Railway station in Noshiro, Akita Prefecture, Japan

Higashi-Noshiro Station (東能代駅, Higashi-Noshiro-eki) is a junction railway station in the city of Noshiro, Akita, Japan operated by the East Japan Railway Company (JR East). The station is also a freight depot for the Japan Freight Railway Company (JR Freight)

==Lines==
Higashi-Noshiro is served by the Ōu Main Line and Gonō Line. It is located 355.4 km from the terminus of the Ōu Main Line at , and it is the southern terminus of the 147.2 kilometer Gonō Line.

==Station layout==
The station consists of one side platform and one island platform, connected to the station building by a footbridge.

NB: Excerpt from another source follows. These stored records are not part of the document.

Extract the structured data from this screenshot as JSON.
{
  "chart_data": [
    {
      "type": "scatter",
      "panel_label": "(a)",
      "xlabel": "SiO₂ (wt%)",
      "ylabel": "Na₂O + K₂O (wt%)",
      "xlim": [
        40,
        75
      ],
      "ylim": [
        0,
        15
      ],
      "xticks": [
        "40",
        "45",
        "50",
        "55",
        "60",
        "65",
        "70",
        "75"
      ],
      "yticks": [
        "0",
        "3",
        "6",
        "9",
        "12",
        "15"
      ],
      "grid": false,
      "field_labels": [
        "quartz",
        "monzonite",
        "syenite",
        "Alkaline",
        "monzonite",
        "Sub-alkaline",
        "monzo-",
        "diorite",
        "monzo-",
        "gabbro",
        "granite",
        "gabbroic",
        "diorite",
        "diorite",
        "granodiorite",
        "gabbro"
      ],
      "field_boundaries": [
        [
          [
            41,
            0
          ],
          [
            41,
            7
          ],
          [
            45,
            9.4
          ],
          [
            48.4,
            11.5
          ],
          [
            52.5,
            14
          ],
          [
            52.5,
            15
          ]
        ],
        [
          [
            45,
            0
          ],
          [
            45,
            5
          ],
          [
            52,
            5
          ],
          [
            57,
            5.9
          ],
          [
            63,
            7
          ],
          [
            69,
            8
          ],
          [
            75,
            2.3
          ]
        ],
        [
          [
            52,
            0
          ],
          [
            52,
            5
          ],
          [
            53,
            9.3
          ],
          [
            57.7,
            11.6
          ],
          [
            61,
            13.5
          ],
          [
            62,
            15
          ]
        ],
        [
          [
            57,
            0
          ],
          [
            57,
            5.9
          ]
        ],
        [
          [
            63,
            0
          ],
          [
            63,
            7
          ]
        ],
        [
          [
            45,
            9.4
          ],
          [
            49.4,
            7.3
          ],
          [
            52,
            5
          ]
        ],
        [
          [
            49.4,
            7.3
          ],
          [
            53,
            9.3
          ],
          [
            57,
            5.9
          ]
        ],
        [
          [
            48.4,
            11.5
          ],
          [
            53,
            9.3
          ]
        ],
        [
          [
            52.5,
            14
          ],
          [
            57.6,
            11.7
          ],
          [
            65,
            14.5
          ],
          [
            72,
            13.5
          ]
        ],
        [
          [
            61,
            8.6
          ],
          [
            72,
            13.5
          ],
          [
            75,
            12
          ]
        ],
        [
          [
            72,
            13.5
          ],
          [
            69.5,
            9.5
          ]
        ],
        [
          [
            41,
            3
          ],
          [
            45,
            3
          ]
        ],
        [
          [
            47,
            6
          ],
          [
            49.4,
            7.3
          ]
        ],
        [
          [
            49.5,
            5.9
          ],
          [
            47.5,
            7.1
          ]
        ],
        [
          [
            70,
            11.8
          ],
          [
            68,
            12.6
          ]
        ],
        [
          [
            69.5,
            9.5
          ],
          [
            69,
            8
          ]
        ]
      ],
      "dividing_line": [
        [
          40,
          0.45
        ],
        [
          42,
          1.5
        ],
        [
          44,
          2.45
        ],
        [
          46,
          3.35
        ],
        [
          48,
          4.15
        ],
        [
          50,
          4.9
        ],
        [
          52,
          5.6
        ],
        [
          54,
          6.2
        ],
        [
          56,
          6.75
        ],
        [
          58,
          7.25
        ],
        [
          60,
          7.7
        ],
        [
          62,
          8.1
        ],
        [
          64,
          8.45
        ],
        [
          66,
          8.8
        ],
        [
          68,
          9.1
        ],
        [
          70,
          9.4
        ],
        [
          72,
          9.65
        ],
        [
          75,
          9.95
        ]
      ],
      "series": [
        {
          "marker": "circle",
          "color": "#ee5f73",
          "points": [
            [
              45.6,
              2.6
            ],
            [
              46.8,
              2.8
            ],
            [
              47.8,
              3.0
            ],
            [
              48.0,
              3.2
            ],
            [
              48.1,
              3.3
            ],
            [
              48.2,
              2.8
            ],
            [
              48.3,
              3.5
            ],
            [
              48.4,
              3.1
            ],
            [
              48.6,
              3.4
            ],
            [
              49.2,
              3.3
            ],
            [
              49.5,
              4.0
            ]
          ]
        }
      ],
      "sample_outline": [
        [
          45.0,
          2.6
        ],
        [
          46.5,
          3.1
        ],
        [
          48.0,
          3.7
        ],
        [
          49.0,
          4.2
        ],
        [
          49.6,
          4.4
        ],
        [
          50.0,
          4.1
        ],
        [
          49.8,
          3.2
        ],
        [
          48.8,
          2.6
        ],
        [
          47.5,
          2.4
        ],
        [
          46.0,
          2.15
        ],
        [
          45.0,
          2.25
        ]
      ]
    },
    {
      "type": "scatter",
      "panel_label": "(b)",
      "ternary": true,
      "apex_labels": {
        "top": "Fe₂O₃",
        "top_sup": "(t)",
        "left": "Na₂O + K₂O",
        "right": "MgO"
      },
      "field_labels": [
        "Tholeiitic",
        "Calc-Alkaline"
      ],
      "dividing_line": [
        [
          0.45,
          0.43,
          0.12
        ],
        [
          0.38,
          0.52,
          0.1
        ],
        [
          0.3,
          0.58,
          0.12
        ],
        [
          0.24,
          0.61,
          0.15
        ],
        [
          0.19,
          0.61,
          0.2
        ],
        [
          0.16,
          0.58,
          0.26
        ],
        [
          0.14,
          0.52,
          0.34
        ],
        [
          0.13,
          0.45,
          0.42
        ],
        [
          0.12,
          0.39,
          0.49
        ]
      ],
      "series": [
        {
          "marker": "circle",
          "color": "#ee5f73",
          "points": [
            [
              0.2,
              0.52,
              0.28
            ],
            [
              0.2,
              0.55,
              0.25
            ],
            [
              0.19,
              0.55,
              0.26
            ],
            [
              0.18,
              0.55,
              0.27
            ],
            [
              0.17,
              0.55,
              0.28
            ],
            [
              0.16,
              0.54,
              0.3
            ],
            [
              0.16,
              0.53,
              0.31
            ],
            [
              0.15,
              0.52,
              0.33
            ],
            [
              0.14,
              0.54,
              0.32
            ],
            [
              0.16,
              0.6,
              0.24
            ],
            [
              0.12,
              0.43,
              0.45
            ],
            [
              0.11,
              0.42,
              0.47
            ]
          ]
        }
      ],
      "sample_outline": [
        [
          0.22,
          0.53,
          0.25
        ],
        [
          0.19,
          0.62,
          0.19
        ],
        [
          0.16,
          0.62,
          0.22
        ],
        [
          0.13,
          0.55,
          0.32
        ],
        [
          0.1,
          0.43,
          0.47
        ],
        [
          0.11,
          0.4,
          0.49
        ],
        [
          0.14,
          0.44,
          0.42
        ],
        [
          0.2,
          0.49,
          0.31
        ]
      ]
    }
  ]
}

The station has automated ticket machines, Suica automated turnstiles as well as a Midori no Madoguchi staffed ticket office.

===Platforms===

| 1 | ■ Ōu Main Line | for Akita and Niigata |
| 2 | ■ Ōu Main Line | for Ōdate and Aomori |
| ■ Gonō Line | for Iwadate and Fukaura |
| 3 | ■ Gonō Line | for Iwadate and Fukaura |

==History==
The station opened on November 1, 1901 as Noshiro Station (能代駅). It was renamed Hataori Station (機織駅) on November 1, 1909, and renamed Higashi-Noshiro Station on June 15, 1943. With the privatization of Japanese National Railways (JNR) on April 1, 1987, the station came under the control of JR East.

==Passenger statistics==
In fiscal 2018, the station was used by an average of 500 passengers daily (boarding passengers only).